Detection Method:Sandwich
Test principle:This assay employs a two-site sandwich ELISA to quantitate LRG1 in samples. An antibody specific for LRG1 has been pre-coated onto a microplate. Standards and samples are pipetted into the wells and anyLRG1 present is bound by the immobilized antibody. After removing any unbound substances, a biotin-conjugated antibody specific for LRG1 is added to the wells. After washing, Streptavidin conjugated Horseradish Peroxidase (HRP) is added to the wells. Following a wash to remove any unbound avidin-enzyme reagent, a substrate solution is added to the wells and color develops in proportion to the amount of LRG1 bound in the initial step. The color development is stopped and the intensity of the color is measured.
Product Overview:The leucine-rich repeat (LRR) family of proteins, including LRG1, have been shown to be involved in protein-protein interaction, signal transduction, and cell adhesion and development. LRG1 is expressed during granulocyte differentiation.

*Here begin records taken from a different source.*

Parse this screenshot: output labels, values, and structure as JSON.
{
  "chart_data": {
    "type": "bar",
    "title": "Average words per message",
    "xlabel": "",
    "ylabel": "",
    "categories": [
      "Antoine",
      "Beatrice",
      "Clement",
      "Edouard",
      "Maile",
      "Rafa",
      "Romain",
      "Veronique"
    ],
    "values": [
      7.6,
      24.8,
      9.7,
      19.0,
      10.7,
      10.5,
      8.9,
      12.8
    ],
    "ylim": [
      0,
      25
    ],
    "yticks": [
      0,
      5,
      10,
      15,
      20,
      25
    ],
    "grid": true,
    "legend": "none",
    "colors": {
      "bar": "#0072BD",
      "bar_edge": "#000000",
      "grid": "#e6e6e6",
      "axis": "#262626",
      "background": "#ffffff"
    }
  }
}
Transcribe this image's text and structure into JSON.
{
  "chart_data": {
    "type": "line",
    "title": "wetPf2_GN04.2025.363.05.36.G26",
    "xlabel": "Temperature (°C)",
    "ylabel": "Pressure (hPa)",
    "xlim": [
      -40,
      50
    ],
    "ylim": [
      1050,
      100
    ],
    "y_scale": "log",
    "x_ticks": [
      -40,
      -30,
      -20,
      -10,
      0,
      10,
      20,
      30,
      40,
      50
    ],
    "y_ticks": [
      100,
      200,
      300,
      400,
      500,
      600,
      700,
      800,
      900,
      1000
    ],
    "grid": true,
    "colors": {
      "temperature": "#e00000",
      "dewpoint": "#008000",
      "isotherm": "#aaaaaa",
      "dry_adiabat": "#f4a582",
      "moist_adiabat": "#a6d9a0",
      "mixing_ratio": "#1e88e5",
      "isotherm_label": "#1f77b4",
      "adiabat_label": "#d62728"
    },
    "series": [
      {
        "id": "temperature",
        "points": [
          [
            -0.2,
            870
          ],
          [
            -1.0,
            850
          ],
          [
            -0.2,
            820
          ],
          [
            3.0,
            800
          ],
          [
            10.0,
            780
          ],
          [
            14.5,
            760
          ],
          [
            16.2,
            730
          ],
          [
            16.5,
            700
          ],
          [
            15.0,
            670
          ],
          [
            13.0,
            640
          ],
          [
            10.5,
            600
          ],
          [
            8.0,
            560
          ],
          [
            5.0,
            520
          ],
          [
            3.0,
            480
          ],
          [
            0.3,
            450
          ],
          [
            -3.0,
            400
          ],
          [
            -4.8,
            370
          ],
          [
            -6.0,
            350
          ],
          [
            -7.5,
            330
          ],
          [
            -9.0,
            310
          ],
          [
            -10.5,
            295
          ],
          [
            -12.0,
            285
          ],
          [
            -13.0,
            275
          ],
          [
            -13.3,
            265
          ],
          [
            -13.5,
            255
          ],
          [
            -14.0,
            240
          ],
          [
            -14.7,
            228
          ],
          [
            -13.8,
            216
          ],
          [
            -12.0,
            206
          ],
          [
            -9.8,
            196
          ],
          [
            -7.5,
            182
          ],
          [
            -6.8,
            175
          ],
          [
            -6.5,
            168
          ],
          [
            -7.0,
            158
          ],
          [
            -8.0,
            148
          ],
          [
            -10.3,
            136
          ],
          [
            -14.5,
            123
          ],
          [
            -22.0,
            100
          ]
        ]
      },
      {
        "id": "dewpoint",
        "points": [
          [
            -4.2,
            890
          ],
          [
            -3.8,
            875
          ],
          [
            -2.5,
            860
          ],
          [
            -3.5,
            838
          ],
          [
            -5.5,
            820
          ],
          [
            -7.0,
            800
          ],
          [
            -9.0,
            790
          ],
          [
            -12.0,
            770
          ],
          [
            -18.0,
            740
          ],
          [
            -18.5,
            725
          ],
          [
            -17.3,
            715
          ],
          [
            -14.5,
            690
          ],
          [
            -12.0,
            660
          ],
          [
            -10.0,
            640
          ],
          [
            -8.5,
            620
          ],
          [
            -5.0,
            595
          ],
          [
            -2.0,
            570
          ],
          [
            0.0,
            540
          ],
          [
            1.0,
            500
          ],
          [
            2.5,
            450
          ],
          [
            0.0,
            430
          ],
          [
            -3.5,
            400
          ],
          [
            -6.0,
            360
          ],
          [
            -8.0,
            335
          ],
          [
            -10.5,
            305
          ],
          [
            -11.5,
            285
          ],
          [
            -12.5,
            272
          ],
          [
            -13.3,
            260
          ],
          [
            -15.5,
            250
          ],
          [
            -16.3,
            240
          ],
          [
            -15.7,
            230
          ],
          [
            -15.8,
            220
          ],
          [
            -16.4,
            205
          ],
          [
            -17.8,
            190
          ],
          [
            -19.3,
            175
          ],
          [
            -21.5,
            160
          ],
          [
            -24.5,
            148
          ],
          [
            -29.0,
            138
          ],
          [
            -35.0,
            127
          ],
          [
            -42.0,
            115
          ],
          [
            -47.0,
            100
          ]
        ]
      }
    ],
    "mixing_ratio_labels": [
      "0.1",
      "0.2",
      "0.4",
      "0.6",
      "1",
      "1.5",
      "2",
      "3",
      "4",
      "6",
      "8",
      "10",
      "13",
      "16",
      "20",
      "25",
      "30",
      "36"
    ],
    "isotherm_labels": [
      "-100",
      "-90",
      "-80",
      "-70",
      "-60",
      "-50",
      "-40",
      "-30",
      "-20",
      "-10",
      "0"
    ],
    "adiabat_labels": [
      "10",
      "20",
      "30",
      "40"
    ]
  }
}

Human LRG1 was isolated from human serum by Haupt and Baudner, 1977. By sequence analysis, Takahashi et al. (1985) determined that purified LRG1 protein has 312 amino acids and an experimentally determined molecular mass of 45 kD. The LRG1 polypeptide contains 1 galactosamine and 4 glucosamine oligosaccharides attached and has 2 intrachain disulfide bonds. Leucine comprises 66 of the 312 amino acids, and LRG1 contains at least 8 24-amino acid leucine-rich repeats.